Ce qu’on peut voir dans les œuvres de Reinhard Roy ne vient pas de l’extérieur. C’est la trame même qui les définit. Celle-ci ne renvoie pas à quelque chose en dehors du tableau. Elle n’a pas de fonction référentielle, mais elle se présente comme la substance artistique. De même, on ne peut pas ignorer les conditions techniques. Elles sont consitutives pour le tableau, surtout en ce qui concerne les possibilités de transformations.
La densité de la trame est telle, que les différents points sont toujours visibles. Même vus de la distance ils ne se mêlent pas dans un feint semi-ton. L’œil aperçoit la différence entre l’unité et la diversité, entre les différentes partie et l’ensemble. On ne peut pas exactement définir l’élément de base. Ça peut être le point mais également la surface. Les surfaces tramées vibrent et restent dans un état d’inquiétude et d’instabilité. Ses tableaux semblent être tridimensionnels. Roy écrit : »J’utilise cet élément formel pour créer des effets tridimensionnels sur la surface. » Le déplacement du pochoir et l’emploi de différentes couleurs renforcent l’impression d’une structure tridimensionnelle. La subtilité et l’essence artistique des tableaux de Reinhard Roy se montrent justement dans la contradiction que ce caractère tridemensionnel n’est qu’apparent. Il est réel dans l’imagination du spectateur.
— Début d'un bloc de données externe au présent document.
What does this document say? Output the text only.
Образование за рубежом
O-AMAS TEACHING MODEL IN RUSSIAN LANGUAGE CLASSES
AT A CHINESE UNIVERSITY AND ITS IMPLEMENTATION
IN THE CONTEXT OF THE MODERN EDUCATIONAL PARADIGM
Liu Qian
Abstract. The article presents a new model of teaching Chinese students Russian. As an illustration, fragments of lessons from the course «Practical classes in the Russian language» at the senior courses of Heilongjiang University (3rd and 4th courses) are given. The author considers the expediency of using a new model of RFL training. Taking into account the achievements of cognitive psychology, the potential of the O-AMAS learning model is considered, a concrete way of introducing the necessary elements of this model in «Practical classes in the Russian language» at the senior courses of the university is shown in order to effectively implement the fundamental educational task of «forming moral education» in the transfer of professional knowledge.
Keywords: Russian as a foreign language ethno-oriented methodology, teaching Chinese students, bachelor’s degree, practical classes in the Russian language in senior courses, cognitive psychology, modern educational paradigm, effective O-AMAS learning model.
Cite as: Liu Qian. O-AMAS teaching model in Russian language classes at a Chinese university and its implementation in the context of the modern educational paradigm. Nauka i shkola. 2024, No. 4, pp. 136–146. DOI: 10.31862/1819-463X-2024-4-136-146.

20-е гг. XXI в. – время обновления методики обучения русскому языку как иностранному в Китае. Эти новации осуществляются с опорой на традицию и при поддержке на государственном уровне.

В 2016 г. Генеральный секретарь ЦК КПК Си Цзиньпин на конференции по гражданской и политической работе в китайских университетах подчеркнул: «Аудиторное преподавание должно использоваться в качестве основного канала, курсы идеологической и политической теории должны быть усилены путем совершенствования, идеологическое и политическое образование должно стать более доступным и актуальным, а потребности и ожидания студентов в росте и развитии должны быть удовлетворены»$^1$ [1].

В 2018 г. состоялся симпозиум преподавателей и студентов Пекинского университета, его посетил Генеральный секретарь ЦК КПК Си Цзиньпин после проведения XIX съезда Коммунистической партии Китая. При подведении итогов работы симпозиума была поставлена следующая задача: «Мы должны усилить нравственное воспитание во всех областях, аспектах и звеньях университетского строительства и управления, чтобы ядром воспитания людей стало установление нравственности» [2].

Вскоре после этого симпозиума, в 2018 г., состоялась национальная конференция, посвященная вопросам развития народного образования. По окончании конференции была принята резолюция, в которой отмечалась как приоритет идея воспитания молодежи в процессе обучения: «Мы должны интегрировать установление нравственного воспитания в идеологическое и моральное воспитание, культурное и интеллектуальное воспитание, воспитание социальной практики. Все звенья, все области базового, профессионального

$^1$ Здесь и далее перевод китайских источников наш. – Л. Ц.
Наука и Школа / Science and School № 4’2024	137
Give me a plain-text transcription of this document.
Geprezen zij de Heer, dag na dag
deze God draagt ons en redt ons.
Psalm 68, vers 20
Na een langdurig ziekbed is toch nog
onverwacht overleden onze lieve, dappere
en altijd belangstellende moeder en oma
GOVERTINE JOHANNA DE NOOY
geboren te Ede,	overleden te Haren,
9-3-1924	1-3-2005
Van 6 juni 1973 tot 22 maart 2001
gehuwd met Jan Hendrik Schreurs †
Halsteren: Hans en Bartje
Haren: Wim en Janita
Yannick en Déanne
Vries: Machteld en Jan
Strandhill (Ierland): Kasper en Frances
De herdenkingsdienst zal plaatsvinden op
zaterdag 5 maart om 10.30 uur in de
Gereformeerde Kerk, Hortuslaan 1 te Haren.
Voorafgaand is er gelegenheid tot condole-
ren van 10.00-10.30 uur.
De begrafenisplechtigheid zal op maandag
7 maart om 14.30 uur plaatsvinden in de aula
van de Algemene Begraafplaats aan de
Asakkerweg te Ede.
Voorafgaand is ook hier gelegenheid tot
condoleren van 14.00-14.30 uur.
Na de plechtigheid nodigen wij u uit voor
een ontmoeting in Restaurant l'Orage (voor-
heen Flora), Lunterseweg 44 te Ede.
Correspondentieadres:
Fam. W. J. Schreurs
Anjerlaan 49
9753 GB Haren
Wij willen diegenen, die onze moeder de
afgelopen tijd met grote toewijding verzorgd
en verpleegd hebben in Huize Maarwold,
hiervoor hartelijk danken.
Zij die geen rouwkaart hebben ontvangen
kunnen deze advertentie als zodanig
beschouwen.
La structure des points stimule la capacité de penser en trois dimensions. Il ne s’agit pas seulement d’accepter tout simplement la perception visuelle, mais de comprendre les trois dimensions comme une réalité transcendantale. En prenant en considération ces conditions fondamentales, on peut dire que la couleur, le format et la composition ne sont pas tellement décisifs pour l’œuvre individuelle, tant qu’ils correspondent à ce qui est présent comme la condition de base indispensable dans le concept artistique de Reinhard Roy.
Une comparaison des différentes trames et de leur position sur les surfaces souvent carrées, des couches, des nuances, des moirés et des couleurs souligne très clairement les différences entre les tableaux. Il y a une série d’œuvres dans un bleu froid aves des trames rouges, ou bien des tableaux en gris et en ocre clair. Roy préfère les nuances en évitant l’opposition des couleurs primaires, ce qui confère à ses œuvres une grande légèreté et intensité. Il prend ses distances vis-à-vis de tout schématisme, ce qui est un aspect très important. L’accent formel des surfaces tramées varie de tableau en tableau. Ça peut être une surface carrée au centre ou un rectangle touchant le haut du tableau. Des surfaces de différentes tailles, des carrés isolés ou des carrés empilés accentuent la base, ou, ton sur ton, près du bord, la surface intérieure. Quelques tableaux ont un caractère méditatif, ce qui est dû à la présence d’un espace blanc dans la surface. Les tableaux de Reinhard Roy ne représentent pas quelque chose de différent de ce qu’ils sont. Le visible ne renvoie pas à quelque chose au-delà de lui-même.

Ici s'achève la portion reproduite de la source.